L’organismo della Santa Sede si sofferma poi sui risvolti più strettamente legati alle relazioni familiari. «Una improvvisa e marcata prossimità tra genitori e figli – si legge – restituisce alla famiglia la visione di una responsabilità. Quella di immaginare con fantasia e creatività una rinnovata presenza nella vita dei figli». La chiusura delle scuole ha giocoforza rimesso i genitori «al cuore delle famiglie», conferendo loro un «ruolo chiave nel supportare i ragazzi e nell’aiutarli a superare le difficoltà che vivono nella nuova situazione».
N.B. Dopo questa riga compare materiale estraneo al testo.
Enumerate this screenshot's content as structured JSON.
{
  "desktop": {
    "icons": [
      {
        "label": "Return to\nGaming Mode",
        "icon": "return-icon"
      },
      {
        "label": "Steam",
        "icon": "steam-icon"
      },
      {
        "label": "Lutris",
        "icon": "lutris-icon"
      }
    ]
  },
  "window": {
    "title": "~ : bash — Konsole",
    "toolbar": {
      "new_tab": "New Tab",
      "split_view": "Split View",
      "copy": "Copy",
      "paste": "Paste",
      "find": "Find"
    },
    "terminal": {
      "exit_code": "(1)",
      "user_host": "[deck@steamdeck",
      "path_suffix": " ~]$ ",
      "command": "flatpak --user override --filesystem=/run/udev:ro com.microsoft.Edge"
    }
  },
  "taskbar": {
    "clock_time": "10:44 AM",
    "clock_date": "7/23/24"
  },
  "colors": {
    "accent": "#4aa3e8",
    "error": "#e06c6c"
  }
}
Non vanno per questo trascurati aspetti negativi come «la violenza domestica diretta o passiva», che in alcuni paesi è aumentata del 40-50%, accanto a «preoccupanti segnali di disturbi del comportamento» e all’«incremento dello stress genitoriale». Per queste ragioni, «è impensabile affrontare i prossimi mesi senza un adeguato sostegno (sociale, culturale, urbanistico, economico) alle famiglie, che saranno ancora chiamate a sostenere non poche conseguenze dell’urgenza pandemica».